Кучер-молодой расторопный детина спрыгнул с облучка и принялся выгружать из кареты узлы, сундук.
–А ты чего стоишь синеглазый отрок-переросток? Рот открыл, а не поешь, – сказала юная барышня Никитке, стоящему рядом с рысаками, – таскай узлы в избу.
Никитка улыбнулся, хотел на грубость ответить дерзостью, но раздумал.
«Вот глазастая, с такой ухо надо держать востро, а я и в самом деле, как дурак рот разинул, растяпа».
Никитка пошел к самому большому мочальному кулю, попытался приподнять его одной рукой, но куль, как прилип к земле, пришлось ему обоими руками ухватиться.

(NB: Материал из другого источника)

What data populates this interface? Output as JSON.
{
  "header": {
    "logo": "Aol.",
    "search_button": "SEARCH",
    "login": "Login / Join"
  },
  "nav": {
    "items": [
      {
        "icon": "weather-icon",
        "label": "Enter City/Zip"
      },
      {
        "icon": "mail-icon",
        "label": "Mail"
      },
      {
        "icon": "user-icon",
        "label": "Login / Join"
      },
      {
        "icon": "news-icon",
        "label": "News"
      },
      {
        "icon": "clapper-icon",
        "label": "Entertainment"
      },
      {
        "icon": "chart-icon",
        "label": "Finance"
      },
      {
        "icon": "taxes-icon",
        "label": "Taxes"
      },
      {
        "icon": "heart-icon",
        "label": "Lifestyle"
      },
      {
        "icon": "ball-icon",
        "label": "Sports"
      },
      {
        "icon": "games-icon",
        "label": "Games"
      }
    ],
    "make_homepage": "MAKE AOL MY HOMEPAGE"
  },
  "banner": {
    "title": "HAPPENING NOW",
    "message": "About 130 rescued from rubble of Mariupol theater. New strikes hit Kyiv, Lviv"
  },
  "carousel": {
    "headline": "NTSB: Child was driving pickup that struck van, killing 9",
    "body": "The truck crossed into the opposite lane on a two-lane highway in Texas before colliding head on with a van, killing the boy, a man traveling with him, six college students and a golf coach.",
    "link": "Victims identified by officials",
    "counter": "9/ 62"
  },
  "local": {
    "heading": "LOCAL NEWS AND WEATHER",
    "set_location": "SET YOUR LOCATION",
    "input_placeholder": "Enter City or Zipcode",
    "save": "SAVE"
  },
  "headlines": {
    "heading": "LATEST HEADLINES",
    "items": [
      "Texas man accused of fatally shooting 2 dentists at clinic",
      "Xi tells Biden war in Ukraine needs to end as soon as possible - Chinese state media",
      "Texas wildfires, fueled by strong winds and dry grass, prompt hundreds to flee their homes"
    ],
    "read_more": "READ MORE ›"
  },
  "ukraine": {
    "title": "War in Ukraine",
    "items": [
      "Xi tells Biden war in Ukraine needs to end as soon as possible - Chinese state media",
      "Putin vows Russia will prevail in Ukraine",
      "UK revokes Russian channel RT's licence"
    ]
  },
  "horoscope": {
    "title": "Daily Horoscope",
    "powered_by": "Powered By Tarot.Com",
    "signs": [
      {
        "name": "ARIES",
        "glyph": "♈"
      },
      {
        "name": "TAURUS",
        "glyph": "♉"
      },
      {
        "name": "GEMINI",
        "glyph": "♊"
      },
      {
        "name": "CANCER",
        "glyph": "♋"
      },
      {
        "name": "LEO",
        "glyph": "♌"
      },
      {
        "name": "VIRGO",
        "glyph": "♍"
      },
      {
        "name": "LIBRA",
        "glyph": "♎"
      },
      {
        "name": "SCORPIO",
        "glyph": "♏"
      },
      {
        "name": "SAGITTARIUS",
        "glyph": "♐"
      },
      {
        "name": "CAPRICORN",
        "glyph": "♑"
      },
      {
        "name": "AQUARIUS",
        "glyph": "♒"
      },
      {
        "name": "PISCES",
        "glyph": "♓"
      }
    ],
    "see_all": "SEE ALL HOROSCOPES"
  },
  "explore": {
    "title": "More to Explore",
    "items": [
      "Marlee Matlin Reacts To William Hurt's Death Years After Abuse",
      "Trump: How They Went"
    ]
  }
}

–Что вы в куль наложили? Камни что ли?
Огашка с интересом глянула на юного краснощекого богатыря, выглядевшего красной девицей, только косы не хватало, да сарафана. Такого высокого отрока с моложавым лицом она увидела впервые.
–Не донесешь, богатырь, помочь? Книги в куле, целая библиотека. Жалко было в городе оставлять, сюда привезла, может, пригодятся.
–Книги? Вот это да! – сказал Никитка и, легко перекинув куль через плечо, трусцой побежал в избу. А, вернувшись, Никитка ухватился за окованный жестью сундук.
–Сундук всем скопом понесем! – крикнула Огаша, – надорвешься, удалец. Васятка с кучером тебе помогут.
–Не впервой. Один донесу, – ответил Никитка и легко понес сундук на вытянутых руках, как будто в нем не было тяжести.
У Огашки-Сироты глаза загорелись, глядя на юного силача. Происходящее для нее было как в цирке.
«Чудо, а не жених».
Оставшись одни, брат с сестрой уселись за стол. Васятка налил в кружку молока и подал гостье.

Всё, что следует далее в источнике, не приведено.